The pressure means the executive won’t have much of a honeymoon after taking the job on Feb. 12. Neiman Marcus needs to stem the red ink and hammer out a deal with creditors to restructur­e debt, all while navigating the broader travails of brick-and-mortar retail. Though Neiman Marcus has shown signs of reviving sales growth — and generating more revenue from e-commerce — it’s unclear if the just-ended holiday season was kind to department stores.

“As the rising tide lifts all, the sinking tide sinks all as well,” said Noel Hebert at Bloomberg Intelligen­ce.

In hiring van Raemdonck, Neiman Marcus picked a leader who spent much of his career at big fashion brands. He headed up Ralph Lauren’s operations in Europe, the Middle East and Africa, and held roles at Louis Vuitton. He also ran St. John Knits Internatio­nal Inc.

Current CEO Karen Katz, in contrast, has spent decades at the luxury chain, including seven in the top job. But it’s unclear how an outside perspectiv­e will help with Neiman Marcus’s financial woes.

The firm is contending with a common plight in the retail industry: the hangover of leveraged buyouts. The nearly 110-year-old business was bought for US$6 billion in 2013 by Ares Management and the Canada Pension Plan Investment Board.

The chain was poised for an initial public offering, but management scrapped those plans in January 2017. That was followed by speculatio­n that Hudson’s Bay Co., the owner of Saks Fifth Avenue, would make a bid. Those hopes fizzled last summer when Katz said bluntly: “Any conversati­ons regarding any kind of transactio­ns are terminated.”

That left the company to fix its problems on its own, and it has made some progress. Same-store sales — a key measure — rose 4.2 per cent last quarter. That was the first increase in more than two years. Still, the retailer reported a loss of US$26.2 million in the period.

And even though this Christmas season was probably one of the best in a decade, that’s no guarantee Neiman Marcus reaped an outsized share of those benefits. Two other department-store chains, Macy’s and J.C. Penney, underwhelm­ed investors with their preliminar­y holiday numbers.

Even if Neiman Marcus gets a nice bump from the holidays, the company’s total sales are still declining — and below the level required to maintain a roughly US$4.8-billion debt load.

That means it will need to renegotiat­e its terms in the next year, said S&P analyst Mathew Christy.
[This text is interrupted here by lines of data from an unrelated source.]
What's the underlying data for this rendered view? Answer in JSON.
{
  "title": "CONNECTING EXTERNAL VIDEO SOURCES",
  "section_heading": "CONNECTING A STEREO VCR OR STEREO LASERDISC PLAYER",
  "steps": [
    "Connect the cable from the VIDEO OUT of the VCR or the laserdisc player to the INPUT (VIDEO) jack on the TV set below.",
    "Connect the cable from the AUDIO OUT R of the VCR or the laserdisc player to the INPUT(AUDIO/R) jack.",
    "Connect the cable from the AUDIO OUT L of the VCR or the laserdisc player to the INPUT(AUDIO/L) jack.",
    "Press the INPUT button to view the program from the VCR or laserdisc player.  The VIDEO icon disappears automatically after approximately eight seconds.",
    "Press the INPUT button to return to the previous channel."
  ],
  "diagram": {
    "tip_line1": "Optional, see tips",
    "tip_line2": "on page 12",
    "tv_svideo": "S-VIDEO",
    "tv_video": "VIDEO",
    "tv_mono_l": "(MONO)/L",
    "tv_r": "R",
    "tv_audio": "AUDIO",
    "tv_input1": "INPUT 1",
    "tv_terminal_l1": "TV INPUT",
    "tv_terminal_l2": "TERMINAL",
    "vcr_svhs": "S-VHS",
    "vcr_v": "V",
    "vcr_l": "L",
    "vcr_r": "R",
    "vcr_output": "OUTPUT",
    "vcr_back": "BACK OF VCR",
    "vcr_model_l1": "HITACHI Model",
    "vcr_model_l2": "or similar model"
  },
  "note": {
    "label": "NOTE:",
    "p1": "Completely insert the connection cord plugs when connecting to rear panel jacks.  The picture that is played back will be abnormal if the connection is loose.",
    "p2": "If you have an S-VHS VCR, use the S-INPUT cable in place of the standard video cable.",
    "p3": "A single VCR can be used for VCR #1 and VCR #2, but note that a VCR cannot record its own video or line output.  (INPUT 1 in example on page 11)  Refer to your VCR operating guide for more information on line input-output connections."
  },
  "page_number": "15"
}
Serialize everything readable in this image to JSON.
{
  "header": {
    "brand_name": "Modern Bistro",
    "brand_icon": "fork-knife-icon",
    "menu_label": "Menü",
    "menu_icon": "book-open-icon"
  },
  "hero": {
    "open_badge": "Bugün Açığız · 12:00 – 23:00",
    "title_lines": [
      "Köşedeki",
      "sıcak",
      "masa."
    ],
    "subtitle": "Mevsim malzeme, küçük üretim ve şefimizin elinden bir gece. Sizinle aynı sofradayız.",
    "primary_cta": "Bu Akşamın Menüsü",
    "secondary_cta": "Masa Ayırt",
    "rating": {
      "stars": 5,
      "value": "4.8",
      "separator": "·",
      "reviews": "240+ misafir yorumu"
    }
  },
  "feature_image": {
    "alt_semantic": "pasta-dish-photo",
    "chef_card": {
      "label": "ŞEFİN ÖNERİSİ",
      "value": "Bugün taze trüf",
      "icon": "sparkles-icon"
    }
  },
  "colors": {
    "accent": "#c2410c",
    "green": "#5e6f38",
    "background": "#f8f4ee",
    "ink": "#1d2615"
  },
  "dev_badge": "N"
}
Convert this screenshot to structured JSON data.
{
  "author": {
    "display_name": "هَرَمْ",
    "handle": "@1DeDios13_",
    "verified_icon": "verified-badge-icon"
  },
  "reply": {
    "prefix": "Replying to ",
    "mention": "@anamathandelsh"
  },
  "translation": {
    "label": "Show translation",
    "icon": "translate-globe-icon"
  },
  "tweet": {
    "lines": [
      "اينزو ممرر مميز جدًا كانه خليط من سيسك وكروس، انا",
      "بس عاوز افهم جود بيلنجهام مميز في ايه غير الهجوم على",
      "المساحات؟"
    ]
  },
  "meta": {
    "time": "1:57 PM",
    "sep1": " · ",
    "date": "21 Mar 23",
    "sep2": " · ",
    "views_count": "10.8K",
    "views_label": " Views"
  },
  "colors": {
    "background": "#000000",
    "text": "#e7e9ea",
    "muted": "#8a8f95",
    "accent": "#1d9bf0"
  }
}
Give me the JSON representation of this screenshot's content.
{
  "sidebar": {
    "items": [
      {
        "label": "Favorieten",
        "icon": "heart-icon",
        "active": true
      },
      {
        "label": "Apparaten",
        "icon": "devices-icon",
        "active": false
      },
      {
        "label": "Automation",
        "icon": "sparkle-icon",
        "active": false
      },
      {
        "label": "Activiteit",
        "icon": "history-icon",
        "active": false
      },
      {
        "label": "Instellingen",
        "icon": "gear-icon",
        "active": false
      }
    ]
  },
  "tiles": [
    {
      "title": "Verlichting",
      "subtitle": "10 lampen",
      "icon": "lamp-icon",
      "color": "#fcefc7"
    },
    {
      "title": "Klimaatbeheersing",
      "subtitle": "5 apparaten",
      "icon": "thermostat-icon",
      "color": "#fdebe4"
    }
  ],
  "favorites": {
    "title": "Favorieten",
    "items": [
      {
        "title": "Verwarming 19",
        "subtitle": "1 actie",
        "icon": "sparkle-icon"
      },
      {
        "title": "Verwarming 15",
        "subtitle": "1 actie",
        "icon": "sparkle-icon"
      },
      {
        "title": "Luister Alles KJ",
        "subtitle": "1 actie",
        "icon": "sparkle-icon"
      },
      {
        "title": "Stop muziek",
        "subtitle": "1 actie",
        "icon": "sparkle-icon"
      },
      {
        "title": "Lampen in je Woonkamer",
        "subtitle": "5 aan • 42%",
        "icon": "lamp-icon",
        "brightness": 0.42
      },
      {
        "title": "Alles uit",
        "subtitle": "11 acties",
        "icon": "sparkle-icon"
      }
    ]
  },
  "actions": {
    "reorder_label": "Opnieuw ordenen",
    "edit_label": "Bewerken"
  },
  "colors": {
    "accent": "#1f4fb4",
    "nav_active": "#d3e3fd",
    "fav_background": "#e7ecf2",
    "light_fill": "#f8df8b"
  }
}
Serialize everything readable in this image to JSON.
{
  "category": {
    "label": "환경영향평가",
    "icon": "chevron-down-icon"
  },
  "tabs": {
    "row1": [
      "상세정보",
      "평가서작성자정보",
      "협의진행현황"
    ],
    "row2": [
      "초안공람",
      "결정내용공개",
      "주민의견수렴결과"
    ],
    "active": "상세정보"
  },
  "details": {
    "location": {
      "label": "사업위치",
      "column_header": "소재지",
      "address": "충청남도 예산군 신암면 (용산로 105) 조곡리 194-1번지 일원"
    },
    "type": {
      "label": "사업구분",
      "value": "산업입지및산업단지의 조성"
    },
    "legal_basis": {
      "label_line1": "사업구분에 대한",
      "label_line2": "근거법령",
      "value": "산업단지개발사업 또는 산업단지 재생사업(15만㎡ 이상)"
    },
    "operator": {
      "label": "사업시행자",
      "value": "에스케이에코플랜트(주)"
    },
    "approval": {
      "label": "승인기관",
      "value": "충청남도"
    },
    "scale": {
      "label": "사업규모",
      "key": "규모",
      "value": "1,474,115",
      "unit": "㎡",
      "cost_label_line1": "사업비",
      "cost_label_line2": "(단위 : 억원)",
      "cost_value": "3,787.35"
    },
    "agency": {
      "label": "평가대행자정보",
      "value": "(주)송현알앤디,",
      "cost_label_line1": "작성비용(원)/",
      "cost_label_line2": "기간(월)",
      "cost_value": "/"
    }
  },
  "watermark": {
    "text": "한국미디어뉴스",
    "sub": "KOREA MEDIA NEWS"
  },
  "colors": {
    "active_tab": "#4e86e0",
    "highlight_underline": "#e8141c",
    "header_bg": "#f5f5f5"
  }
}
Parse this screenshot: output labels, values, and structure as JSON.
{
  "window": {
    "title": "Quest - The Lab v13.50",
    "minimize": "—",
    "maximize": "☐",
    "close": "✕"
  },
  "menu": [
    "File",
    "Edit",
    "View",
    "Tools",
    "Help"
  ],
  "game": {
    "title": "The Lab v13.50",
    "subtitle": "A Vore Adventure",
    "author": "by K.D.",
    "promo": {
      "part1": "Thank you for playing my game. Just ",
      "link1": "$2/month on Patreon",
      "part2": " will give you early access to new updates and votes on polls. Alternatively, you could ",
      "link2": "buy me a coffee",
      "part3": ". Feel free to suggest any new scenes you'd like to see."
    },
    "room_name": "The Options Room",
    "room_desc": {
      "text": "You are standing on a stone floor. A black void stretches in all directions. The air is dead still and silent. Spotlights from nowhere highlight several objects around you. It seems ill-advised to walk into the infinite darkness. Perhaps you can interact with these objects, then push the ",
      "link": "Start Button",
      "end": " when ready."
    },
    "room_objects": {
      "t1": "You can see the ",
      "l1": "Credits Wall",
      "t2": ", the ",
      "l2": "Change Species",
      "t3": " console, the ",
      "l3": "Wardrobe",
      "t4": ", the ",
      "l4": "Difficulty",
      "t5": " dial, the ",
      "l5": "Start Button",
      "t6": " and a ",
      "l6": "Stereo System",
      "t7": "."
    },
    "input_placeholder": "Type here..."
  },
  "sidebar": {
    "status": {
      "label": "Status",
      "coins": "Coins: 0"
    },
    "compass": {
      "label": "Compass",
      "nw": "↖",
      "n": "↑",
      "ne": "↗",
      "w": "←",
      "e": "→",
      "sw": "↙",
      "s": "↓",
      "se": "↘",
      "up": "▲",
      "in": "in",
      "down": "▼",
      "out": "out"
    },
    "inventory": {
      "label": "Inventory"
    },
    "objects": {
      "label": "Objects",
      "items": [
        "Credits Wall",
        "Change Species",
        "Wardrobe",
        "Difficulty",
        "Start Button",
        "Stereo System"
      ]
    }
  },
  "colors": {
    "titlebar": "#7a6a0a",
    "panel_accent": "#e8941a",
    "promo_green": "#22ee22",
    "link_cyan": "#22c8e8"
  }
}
Groups of Neiman Marcus lenders and bondholder­s have already banded together. They’ve also hired lawyers and advisers to assist in the talks.

Neiman Marcus does have one advantage at a time when retailers are closing hundreds of underperfo­rming locations: It only operates about 40 physical stores, and they’re generally in desirable areas.

Van Raemdonck will have to find ways to generate money from remaining assets, like real estate and subsidiari­es such as the site MyTheresa, Hebert said. With its current debt levels, an outright sale — either to another private equity buyer or to a strategic partner — seems unlikely.

“I don’t think there are a ton of buyers, honestly, unless they do something miraculous,” Hebert said.